L’adrénaline toujours au maximum, nous reprenons la voiture et filons en longeant la mythique épingle du cimetière de Winamplanche et montons vers Creppe (souvenir des Boucles de Spa). Quelques centaines de mètres plus haut, le spectacle est de nouveau grandiose ! Des groupes imposants volent juste au-dessus de nos têtes. L’un d’eux se forme et se déforme pour trouver de nouvelles ascendances et reprendre sa route vers des contrées plus hospitalières. Nous pouvons admirer l’amplitude de ces oiseaux et la majesté de leurs mouvements souples et apaisants.
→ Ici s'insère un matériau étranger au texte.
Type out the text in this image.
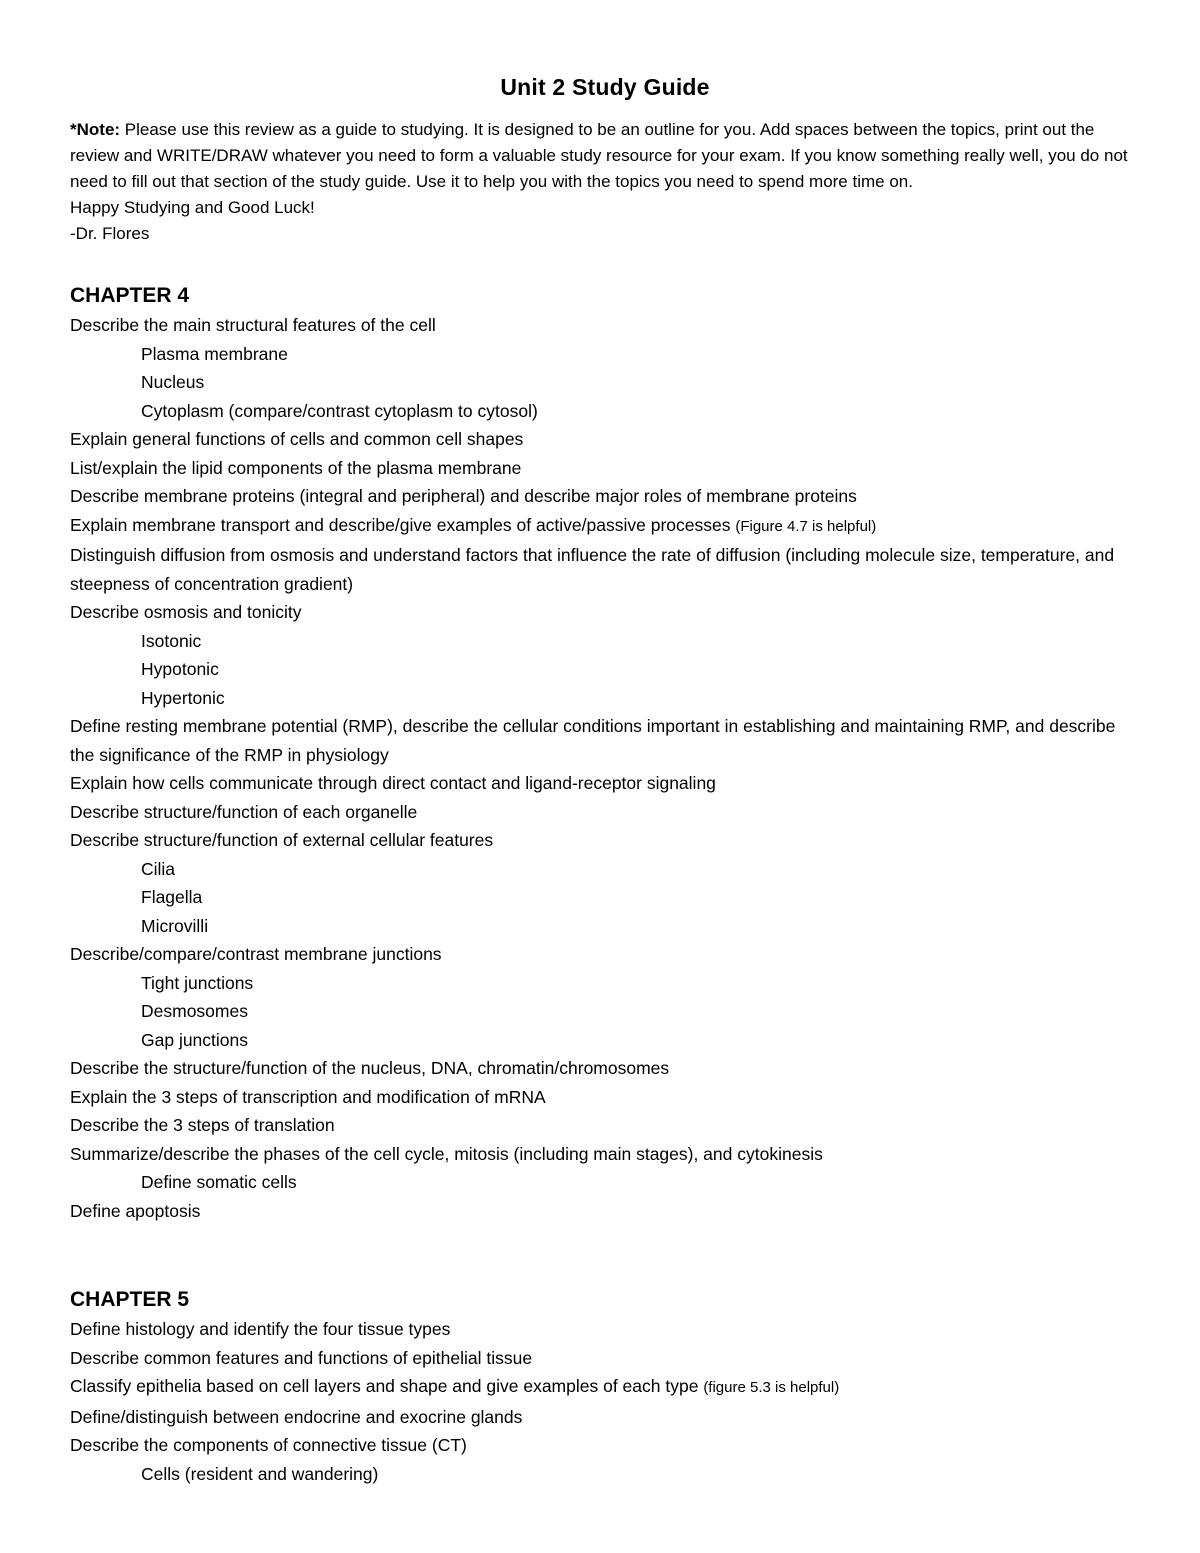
Unit 2 Study Guide

*Note: Please use this review as a guide to studying. It is designed to be an outline for you. Add spaces between the topics, print out the review and WRITE/DRAW whatever you need to form a valuable study resource for your exam. If you know something really well, you do not need to fill out that section of the study guide. Use it to help you with the topics you need to spend more time on.

Happy Studying and Good Luck!

-Dr. Flores

CHAPTER 4
Describe the main structural features of the cell
Plasma membrane
Nucleus
Cytoplasm (compare/contrast cytoplasm to cytosol)
Explain general functions of cells and common cell shapes
List/explain the lipid components of the plasma membrane
Describe membrane proteins (integral and peripheral) and describe major roles of membrane proteins
Explain membrane transport and describe/give examples of active/passive processes (Figure 4.7 is helpful)
Distinguish diffusion from osmosis and understand factors that influence the rate of diffusion (including molecule size, temperature, and steepness of concentration gradient)
Describe osmosis and tonicity
Isotonic
Hypotonic
Hypertonic
Define resting membrane potential (RMP), describe the cellular conditions important in establishing and maintaining RMP, and describe the significance of the RMP in physiology
Explain how cells communicate through direct contact and ligand-receptor signaling
Describe structure/function of each organelle
Describe structure/function of external cellular features
Cilia
Flagella
Microvilli
Describe/compare/contrast membrane junctions
Tight junctions
Desmosomes
Gap junctions
Describe the structure/function of the nucleus, DNA, chromatin/chromosomes
Explain the 3 steps of transcription and modification of mRNA
Describe the 3 steps of translation
Summarize/describe the phases of the cell cycle, mitosis (including main stages), and cytokinesis
Define somatic cells
Define apoptosis
CHAPTER 5
Define histology and identify the four tissue types
Describe common features and functions of epithelial tissue
Classify epithelia based on cell layers and shape and give examples of each type (figure 5.3 is helpful)
Define/distinguish between endocrine and exocrine glands
Describe the components of connective tissue (CT)
Cells (resident and wandering)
Encore des cris alors que la nuit commence à assombrir doucement la vallée. Une chauve-souris vient nous tenir compagnie dans ce moment historique. Enfin, historique pour nous quatre. Ce souvenir restera gravé à jamais ! Au fond de nous-mêmes, nous savons qu’aujourd’hui, à une époque où tous les territoires fortement urbanisés sont contrôlés, un tel phénomène est exceptionnel, car il est fragile, et dépend du travail de protection mené par de nombreuses personnes à travers l’Europe.
Je terminerai en remerciant une nouvelle fois l’inconnu au vélo qui nous a permis de vivre un tel spectacle. Espérons que mes filles, et leurs filles après elles, pourront encore observer ce phénomène migratoire durant les dizaines d’années à venir.